CAIRO, March 29 (Reuters) - Egyptian officials were counting votes on Thursday after an election set to hand President Abdel Fattah al-Sisi a second term following a crackdown on dissent that removed serious challengers.
As ballots are tallied for official results due on April 2, the focus will be on final turnout since Sisi faced no credible opposition. Critics say the contest recalled the kind of vote that kept Arab autocrats in power for decades before the 2011 Arab Spring.
The former military commander overthrew Islamist Mohamed Mursi, Egypt’s first freely-elected president, during turmoil in 2013 that followed a popular uprising two years earlier.
Sisi was first elected in 2014 with 97 percent of the vote, but with a modest turnout of about 47 percent.
Authorities have been desperate to ensure a higher turnout this time around as Sisi sees attendance at polls as a referendum on his popularity and seeks a strong mandate to fight militants and push through tough economic reforms.
State-run media trumpeted Sisi’s victory early on Thursday after the election predicted a “big turnout”, and radio programmes said that most of the voters were from Egypt’s fast-growing youth.
“The people have chosen their president”, the front page of state-run daily al-Gomhouria said.
Early indications from sources monitoring the vote, however, suggested turnout could be lower than in the 2014 election.
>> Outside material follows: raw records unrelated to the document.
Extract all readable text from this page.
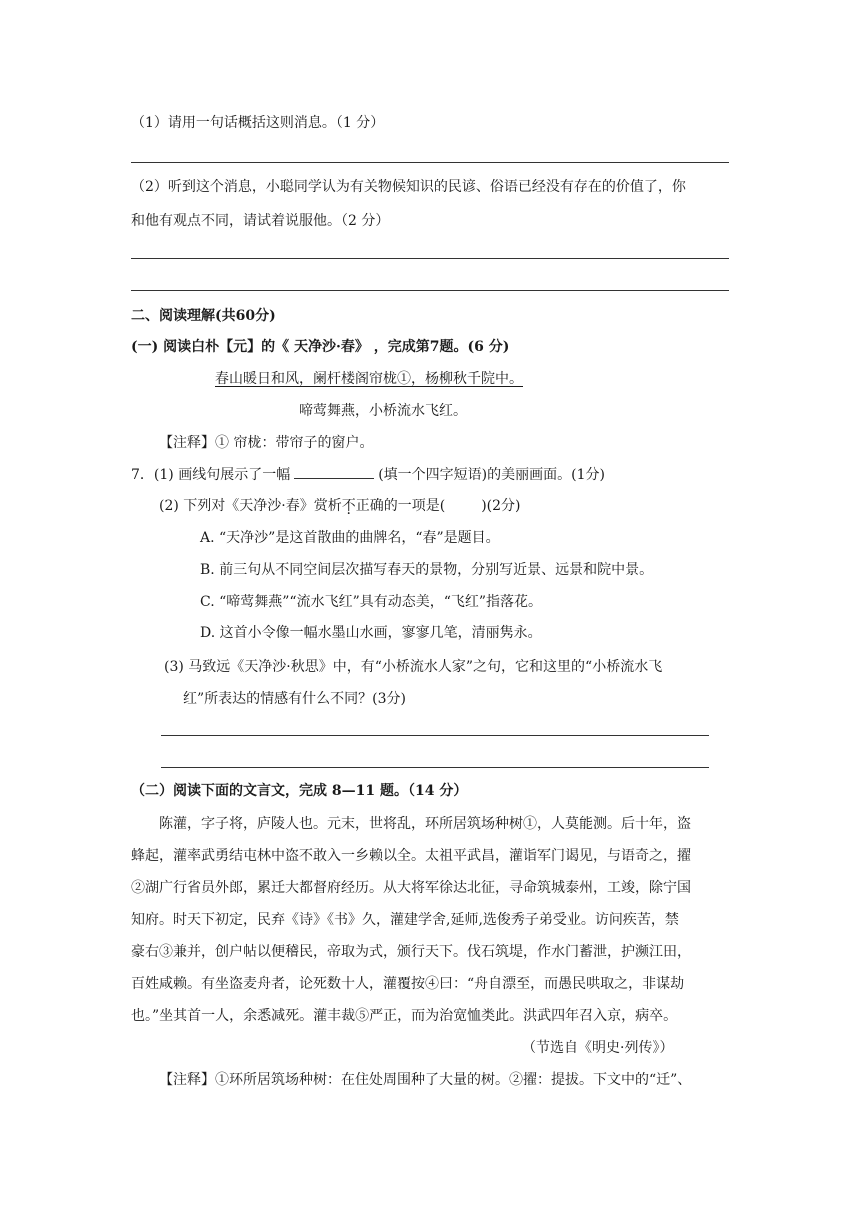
（1）请用一句话概括这则消息。（1 分）
（2）听到这个消息，小聪同学认为有关物候知识的民谚、俗语已经没有存在的价值了，你
和他有观点不同，请试着说服他。（2 分）
二、阅读理解(共60分)
(一) 阅读白朴【元】的《 天净沙·春》 ，完成第7题。(6 分)
春山暖日和风，阑杆楼阁帘栊①，杨柳秋千院中。
啼莺舞燕，小桥流水飞红。
【注释】① 帘栊：带帘子的窗户。
7．(1) 画线句展示了一幅	(填一个四字短语)的美丽画面。(1分)
(2) 下列对《天净沙·春》赏析不正确的一项是(	)(2分)
A. “天净沙”是这首散曲的曲牌名，“春”是题目。
B. 前三句从不同空间层次描写春天的景物，分别写近景、远景和院中景。
C. “啼莺舞燕”“流水飞红”具有动态美，“飞红”指落花。
D. 这首小令像一幅水墨山水画，寥寥几笔，清丽隽永。
(3) 马致远《天净沙·秋思》中，有“小桥流水人家”之句，它和这里的“小桥流水飞
红”所表达的情感有什么不同？(3分)
（二）阅读下面的文言文，完成 8—11 题。（14 分）
陈灌，字子将，庐陵人也。元末，世将乱，环所居筑场种树①，人莫能测。后十年，盗
蜂起，灌率武勇结屯林中盗不敢入一乡赖以全。太祖平武昌，灌诣军门谒见，与语奇之，擢
②湖广行省员外郎，累迁大都督府经历。从大将军徐达北征，寻命筑城泰州，工竣，除宁国
知府。时天下初定，民弃《诗》《书》久，灌建学舍,延师,选俊秀子弟受业。访问疾苦，禁
豪右③兼并，创户帖以便稽民，帝取为式，颁行天下。伐石筑堤，作水门蓄泄，护濒江田，
百姓咸赖。有坐盗麦舟者，论死数十人，灌覆按④曰：“舟自漂至，而愚民哄取之，非谋劫
也。”坐其首一人，余悉减死。灌丰裁⑤严正，而为治宽恤类此。洪武四年召入京，病卒。
（节选自《明史·列传》）
【注释】①环所居筑场种树：在住处周围种了大量的树。②擢：提拔。下文中的“迁”、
On the first two days of voting, turnout was about 21 percent, two sources monitoring the election said, and a Western diplomat said that late on Tuesday it was between 15 and 20 percent.
The two sources said late on Wednesday the turnout figure could be less than 40 percent.
Egyptian authorities and media outlets have tried to garner as many votes as possible, telling voters it is their duty, and portraying a failure to vote as betrayal of their country.
Other tactics have also been deployed, with some voters saying they were paid and given other incentives to cast their ballots.
Sisi ran against a sole challenger who openly supports him, after all serious opposition dropped out the race earlier this year citing intimidation and arrests.